Alexander Alexandrovitch was a married man. The shepherd lads tending their herds at pasture began to notice how every evening a man on a bicycle turned off the main road into the ravine, and how—soon after—a girl hurried past them following in his steps, like a reed blown in the wind. As befitted their kind, the shepherds cried out every abomination after her.

All the summer Olya had begged Agrenev to bring her books to read; she did not notice, however, that he had never once brought her any!

Then one evening, early in September, after a spell of rain which had prevented their meeting for some days, there happened that which was bound to happen—which happens to a maiden only once in her life. They used always to meet at eight, but eight in September was not like eight in June.
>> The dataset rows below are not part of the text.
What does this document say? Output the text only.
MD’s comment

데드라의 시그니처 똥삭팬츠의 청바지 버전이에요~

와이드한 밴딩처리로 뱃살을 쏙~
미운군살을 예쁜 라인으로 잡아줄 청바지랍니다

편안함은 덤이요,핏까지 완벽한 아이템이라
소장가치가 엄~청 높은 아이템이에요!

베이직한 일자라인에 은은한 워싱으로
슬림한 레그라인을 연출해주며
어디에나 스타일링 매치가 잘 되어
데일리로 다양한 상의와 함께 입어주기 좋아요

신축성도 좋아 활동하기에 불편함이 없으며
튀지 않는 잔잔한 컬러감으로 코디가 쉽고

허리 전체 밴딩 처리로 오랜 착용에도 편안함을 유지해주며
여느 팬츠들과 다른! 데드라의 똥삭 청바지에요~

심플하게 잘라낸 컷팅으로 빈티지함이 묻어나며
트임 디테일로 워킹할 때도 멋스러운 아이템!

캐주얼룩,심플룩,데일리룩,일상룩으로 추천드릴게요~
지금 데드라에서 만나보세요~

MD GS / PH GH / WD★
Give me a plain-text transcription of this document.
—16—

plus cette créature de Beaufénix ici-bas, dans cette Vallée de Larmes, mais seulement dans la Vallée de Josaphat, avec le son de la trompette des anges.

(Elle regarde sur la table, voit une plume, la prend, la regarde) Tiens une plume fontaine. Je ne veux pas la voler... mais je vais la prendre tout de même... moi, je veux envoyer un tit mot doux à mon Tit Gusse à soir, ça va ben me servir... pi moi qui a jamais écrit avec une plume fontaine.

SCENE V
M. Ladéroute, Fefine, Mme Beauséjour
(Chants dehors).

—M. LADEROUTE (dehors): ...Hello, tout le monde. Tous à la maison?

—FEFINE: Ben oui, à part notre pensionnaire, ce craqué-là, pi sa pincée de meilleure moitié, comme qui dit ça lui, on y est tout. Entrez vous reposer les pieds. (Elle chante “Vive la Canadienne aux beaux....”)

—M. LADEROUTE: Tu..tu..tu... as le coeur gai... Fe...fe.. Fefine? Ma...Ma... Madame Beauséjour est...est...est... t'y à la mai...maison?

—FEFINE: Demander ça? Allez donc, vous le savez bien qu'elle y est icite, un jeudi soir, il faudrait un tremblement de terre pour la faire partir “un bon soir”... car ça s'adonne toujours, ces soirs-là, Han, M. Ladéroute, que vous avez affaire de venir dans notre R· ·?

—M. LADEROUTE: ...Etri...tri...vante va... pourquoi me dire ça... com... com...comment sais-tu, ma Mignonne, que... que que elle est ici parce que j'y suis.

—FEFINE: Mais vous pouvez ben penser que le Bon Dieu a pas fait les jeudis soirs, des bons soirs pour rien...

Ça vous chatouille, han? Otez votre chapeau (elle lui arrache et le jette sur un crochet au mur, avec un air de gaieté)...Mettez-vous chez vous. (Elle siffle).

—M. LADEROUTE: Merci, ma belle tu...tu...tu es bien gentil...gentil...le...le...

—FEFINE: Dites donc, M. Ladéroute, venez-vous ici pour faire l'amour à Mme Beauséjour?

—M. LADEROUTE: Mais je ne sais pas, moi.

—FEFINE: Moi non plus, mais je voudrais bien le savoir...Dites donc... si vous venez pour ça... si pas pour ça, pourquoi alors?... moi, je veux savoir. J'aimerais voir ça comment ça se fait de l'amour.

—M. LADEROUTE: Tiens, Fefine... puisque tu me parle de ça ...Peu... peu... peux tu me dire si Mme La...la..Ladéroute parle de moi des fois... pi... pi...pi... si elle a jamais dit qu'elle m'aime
The rain was over, but a chill, desolating, autumnal wind remained. The sky was laden with heavy, leaden clouds; it was cold and wretched. That evening the cranes flew southward, gabbling in the sky. The grass in the ravine was yellow and withered. There was sunshine there in the daytime, and Olya wore a white dress. It was there the two of them, Agrenev and Olya, usually bade each other adieu.

But on that evening, Agrenev accompanied Olya to her home, and both were absorbed by the same thought—the aunt! Was she sitting by the window without a lamp waiting for her niece, or had she already lighted it in order to prepare the supper? Olya hoped desperately that her aunt would be in her usual place and the lamp unlit, so that she could slip by into her room unseen and secretly change her clothes.

Not only did Olya and Alexander Alexandrovitch walk arm-in-arm but they pressed close together, their heads bent the one to the other— whispering … only of the aunt. Olya could not think of the pain or the joy or the suffering—she was only thinking how she could pass her aunt unnoticed; Agrenev felt cold and sickened at the thought of a possible scandal.